The purpose of it is to delete the second item of the Schedule; in other words, to refuse confirmation to the Order made by the Minister reducing from 25 per cent. to 20 per cent. ad valorem customs duty upon slashers and slash hooks. I learned to-day when the Minister was introducing the Bill that this Order was made on the recommendation of the Industrial Development Authority following a review of the duty carried out under the trade agreement at the instance of the British Board of Trade. I recognise that under that agreement the Minister was pledged to refer to the Industrial Development Authority the question of this duty and I recognise that he is equally obliged to act upon the recommendation of that body. I certainly would not argue that the reduction of 5 per cent. in the duty upon slashers and slash hooks is sufficient ground to reopen the whole question of the agreement.
I, therefore, have no intention of putting this amendment to a division. But the fact that the British Board of Trade has the right under the agreement to secure a review of any duty in operation and that the Minister is obliged under that agreement to give effect to any recommendation which the Industrial Development Authority may make as the reviewing body set up under the agreement does not mean that we must silently accept the recommendation of that body. In fact, I think it would be an undesirable precedent to establish that all these recommendations must be acted upon by the Dáil in an unquestioning silence. There will again no doubt be references to that body at the instance of the British Board of Trade and similar propositions will be brought to the House for a review of duties; and it is well that the Industrial Development Authority should know and the Board of Trade should know that the Dáil will look with a critical eye upon all these proposals if they appear likely to have any detrimental effect upon industrial activity or industrial employment here.
As far as this particular duty is concerned, it is difficult to understand the basis of the recommendation, and indeed I think that where there has been a reconsideration of a duty by the Industrial Development Authority on the request of the Board of Trade the Minister should make it a practice to give, in general terms, the considerations which led to the recommendation for an alteration in the duties. The arguments against the reduction of the duty were those I mentioned earlier to-day—that the quality and the price of the Irish products have been always regarded as very good but that there is a natural tendency among shopkeepers in the trade to have something different to sell; and that a reduction in the rate of duty will probably lead to some increases in the imports of these things which might lead to a contraction of sales by the Wexford firm, to less efficiency and might make it more difficult for them to maintain their prices and the quality of their products.
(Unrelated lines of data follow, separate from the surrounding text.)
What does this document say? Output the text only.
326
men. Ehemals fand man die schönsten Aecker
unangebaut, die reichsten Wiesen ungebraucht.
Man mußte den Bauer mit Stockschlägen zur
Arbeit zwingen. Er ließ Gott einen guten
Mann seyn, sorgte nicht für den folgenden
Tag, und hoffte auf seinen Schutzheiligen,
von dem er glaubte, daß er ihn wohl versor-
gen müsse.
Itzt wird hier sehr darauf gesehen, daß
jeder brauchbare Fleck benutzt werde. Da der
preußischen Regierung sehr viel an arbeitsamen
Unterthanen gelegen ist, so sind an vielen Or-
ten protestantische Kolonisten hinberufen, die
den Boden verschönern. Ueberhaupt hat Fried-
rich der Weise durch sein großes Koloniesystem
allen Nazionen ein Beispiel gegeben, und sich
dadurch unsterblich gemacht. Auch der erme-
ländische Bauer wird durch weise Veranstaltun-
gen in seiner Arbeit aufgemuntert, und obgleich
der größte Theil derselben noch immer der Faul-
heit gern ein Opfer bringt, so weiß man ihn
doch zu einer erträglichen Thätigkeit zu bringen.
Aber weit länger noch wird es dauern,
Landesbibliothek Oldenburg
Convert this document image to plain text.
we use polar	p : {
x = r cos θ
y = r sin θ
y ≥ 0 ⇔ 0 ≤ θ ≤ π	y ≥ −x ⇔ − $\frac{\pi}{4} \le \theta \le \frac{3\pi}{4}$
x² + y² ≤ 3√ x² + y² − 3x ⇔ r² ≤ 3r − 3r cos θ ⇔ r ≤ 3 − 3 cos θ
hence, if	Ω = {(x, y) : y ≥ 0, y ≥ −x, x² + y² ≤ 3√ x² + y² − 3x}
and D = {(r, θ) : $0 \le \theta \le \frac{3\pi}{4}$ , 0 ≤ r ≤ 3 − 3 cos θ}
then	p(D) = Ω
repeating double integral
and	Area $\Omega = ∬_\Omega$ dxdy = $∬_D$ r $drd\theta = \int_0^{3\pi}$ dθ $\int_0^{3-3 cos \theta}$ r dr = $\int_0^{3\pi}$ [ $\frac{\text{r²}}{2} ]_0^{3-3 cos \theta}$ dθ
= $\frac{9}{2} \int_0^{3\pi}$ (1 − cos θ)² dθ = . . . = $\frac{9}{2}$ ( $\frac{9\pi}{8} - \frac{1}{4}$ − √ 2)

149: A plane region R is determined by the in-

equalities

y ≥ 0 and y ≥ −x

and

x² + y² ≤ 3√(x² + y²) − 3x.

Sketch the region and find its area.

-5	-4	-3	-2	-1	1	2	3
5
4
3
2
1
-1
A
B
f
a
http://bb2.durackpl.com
Before I raised the matter here I contacted the firm concerned and asked them if they were agreeable to the alteration and if they desired that the motion for the alteration of duty should be opposed here. The information I got was that they opposed the alternation strongly—perhaps they thought they had made a sufficiently good case before the Industrial Development Authority. So there need be no feeling here that this is something being done affecting a particular firm in a particular county about which that firm is not aware and about which it was not consulted in advance. It is agreed that the rate of duty which was imposed was not a very high one; we have had some very much higher rates on other industries not dissimilar to this one. The rate of duty on edge instruments, the cutlery products of Newbridge, was increased recently and when the Wexford firm sought protection in the first instance it looked for 50 per cent. It did not get 50 per cent: it got 25 per cent. A further decrease in that low ad valorem rate is rather contrary to the interests of the firm, having regard to the estimate of the protection they said they required to develop maximum production with maximum efficiency. I formally criticise the action of the Industrial Development Authority, not the Government, in recommending a reduction here unless a stronger case was made for the decrease than was stated here.